4 cautionary tales of viral app growth

4 cautionary tales of viral app growth

No industry is safe from the “fifteen minutes of fame” phenomenon, including the mobile app industry. Over the last decade or so, we’ve all experienced the familiar pattern of downloading the newest and most addictive apps, only to abandon them a few weeks later (and even delete them for precious storage space).

Here are four cautionary tales of viral app growth in recent history, and the valuable lessons they impart:

1. Pokémon GO

Pokémon GO reached many app milestones and broke several records in its first few weeks of launch. It was the #1 grossing app for 75 consecutive days on the US App Store, and it’s the fastest game to reach $500 million in revenue, according to App Annie data.

While not exactly a failure, usership has definitely declined since its release — according to a recent ComScore report, Pokémon GO’s daily unique users steeply dropped to just five million in December, from a high of 28.5 million.

What went wrong? Early on, the game had issues scaling to its massive user base, resulting in outages and downtime. This eventually led to the removal of key features like its tracking system and shutting down third-party tracking websites with cease and desist letters. Throughout all of this, Niantic (the company behind Pokémon GO) consistently failed to communicate with its users over changes and negative feedback.

Lesson learned: Take note of what your customers are saying, and let them know you’re listening by improving your product based on customer feedback.

2. Super Mario Run

During its first 24 hours of launch, Super Mario Run received 2.85 million downloads on the App Store, surpassing Pokémon GO by nearly two million. Since then, it has been downloaded more than 78 million times around the world.

But in the last few months, Super Mario Run on iOS has seen sharp declines in downloads, hitting the #115 ranking in the US App Store during mid-April. It also only has a three percent conversion rate of users who paid $10 to unlock the full game.

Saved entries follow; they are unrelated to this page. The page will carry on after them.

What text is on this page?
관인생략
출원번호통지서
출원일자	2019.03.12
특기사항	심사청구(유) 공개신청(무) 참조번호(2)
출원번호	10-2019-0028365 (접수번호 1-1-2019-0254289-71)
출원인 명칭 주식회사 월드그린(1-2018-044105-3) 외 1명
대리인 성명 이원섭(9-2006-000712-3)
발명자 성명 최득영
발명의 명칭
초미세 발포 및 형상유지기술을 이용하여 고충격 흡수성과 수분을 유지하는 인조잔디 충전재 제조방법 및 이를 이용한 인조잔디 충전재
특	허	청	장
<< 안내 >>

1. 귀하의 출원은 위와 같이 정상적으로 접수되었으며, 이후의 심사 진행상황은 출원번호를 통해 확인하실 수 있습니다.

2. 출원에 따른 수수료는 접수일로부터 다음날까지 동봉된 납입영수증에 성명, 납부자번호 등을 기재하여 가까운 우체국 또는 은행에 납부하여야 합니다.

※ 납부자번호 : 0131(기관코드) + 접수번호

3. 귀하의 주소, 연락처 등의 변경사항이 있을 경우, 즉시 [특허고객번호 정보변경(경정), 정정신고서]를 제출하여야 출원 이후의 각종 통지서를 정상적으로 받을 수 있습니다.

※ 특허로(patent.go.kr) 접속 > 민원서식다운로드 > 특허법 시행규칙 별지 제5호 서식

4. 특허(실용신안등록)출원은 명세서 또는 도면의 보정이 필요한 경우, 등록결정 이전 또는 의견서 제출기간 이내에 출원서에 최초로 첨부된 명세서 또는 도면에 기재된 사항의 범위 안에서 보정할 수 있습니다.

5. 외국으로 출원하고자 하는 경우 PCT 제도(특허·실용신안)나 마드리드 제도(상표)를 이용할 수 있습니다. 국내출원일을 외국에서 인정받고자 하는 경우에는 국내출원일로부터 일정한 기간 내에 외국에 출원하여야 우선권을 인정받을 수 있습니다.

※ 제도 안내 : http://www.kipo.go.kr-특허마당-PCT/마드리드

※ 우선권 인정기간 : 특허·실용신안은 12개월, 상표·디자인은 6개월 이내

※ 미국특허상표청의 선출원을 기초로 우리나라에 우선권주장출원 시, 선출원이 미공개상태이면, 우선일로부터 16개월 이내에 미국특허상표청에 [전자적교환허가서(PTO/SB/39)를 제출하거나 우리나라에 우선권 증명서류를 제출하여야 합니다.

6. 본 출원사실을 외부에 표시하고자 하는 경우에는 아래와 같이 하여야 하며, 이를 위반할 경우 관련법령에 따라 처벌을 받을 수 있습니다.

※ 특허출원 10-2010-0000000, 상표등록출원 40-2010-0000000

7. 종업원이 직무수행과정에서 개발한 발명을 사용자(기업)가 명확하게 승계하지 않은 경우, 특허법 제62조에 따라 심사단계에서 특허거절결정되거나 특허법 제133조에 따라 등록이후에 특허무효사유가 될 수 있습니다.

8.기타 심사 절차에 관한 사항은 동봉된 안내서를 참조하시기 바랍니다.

What could have caused the decline? From the beginning, it has required an always-on internet connection, which means playing during a subway commute or in rural areas isn’t ideal. The high $10 asking price also turned away many users, in a world where users are accustomed to the free-to-play model. And in contrast to Pokémon GO’s gradual rollout, Super Mario Run launched globally on day one, potentially leading to a steeper drop off of usage.

Lesson learned: Asking $10 for your app might be a little too steep in an F2P dominated app market. Consider a gradual rollout of your app for better market testing. And use a DRM system that doesn’t require an internet connection!

3. Vine

Vine came to market during time where social and short-form video (one of today’s top trends) were first starting to take off. With a $40 million acquisition by Twitter in late 2012 and official app launch just a few months later, Vine quickly rose to become the most-used video sharing application in the market.

While Vine was a great way to give people their six seconds of fame, the app itself unfortunately experienced the same. A recent report found that the majority of Vine’s top users from 2013 had stopped using the app altogether by 2016. Then in October 2016, Twitter announced they would be shutting down Vine, replacing it with a camera app.

What went wrong here? Losing your most valuable users is never a good sign. With a huge social media shift towards video (and lots of new competition), Vine failed to captivate its users with new features, to keep it fresh and interesting. So instead, its users flocked to competition like Snapchat and Instagram.

Lessons learned: Improve upon your app with new features, often. Snapchat is a great example of this: filters, news, location tagging, and most recently, removing a time limit on viewing snaps. Also, think outside the box for new ways users can engage with your product — case in point, Snapchat Spectacles.

4. Flappy Bird

Though released in May 2013, Flappy Bird didn’t rise to peak popularity until January 2014, when it was the most downloaded free game in the iOS App Store. The game was hailed for its simple yet maddeningly difficult mechanics, but criticized at times with accusations of unoriginality and even plagiarism. In February, 2014, Flappy Bird creator Dong Nguyen tweeted that he was taking Flappy Bird down, citing “altruistic” reasons.

This move created two pretty amazing and unexpected consequences. The first is that since the app was no longer available to download, mobile phones with existing installations started cropping up on eBay for as much as $90,000. The second is that Flappy Bird became one of the most cloned mobile games of all time, to the point where both Apple and Google began rejecting disallowing games with the word “Flappy” in the title.

Lessons learned: Make sure you are committed to the success of your app — and everything that goes with it. You will be both praised and criticized for your successes, and it helps to know this going in.

In conclusion

Viral growth can do more harm to your app than you might expect. It’s hard to sustain — if you’re a young startup, you likely don’t have the necessary funds available to keep up with viral demand. In the long run, your investors will want to see consistent growth, so supplement your approach with a strong long-term retention/acquisition strategy. Slow and steady seems to be the key to winning the race.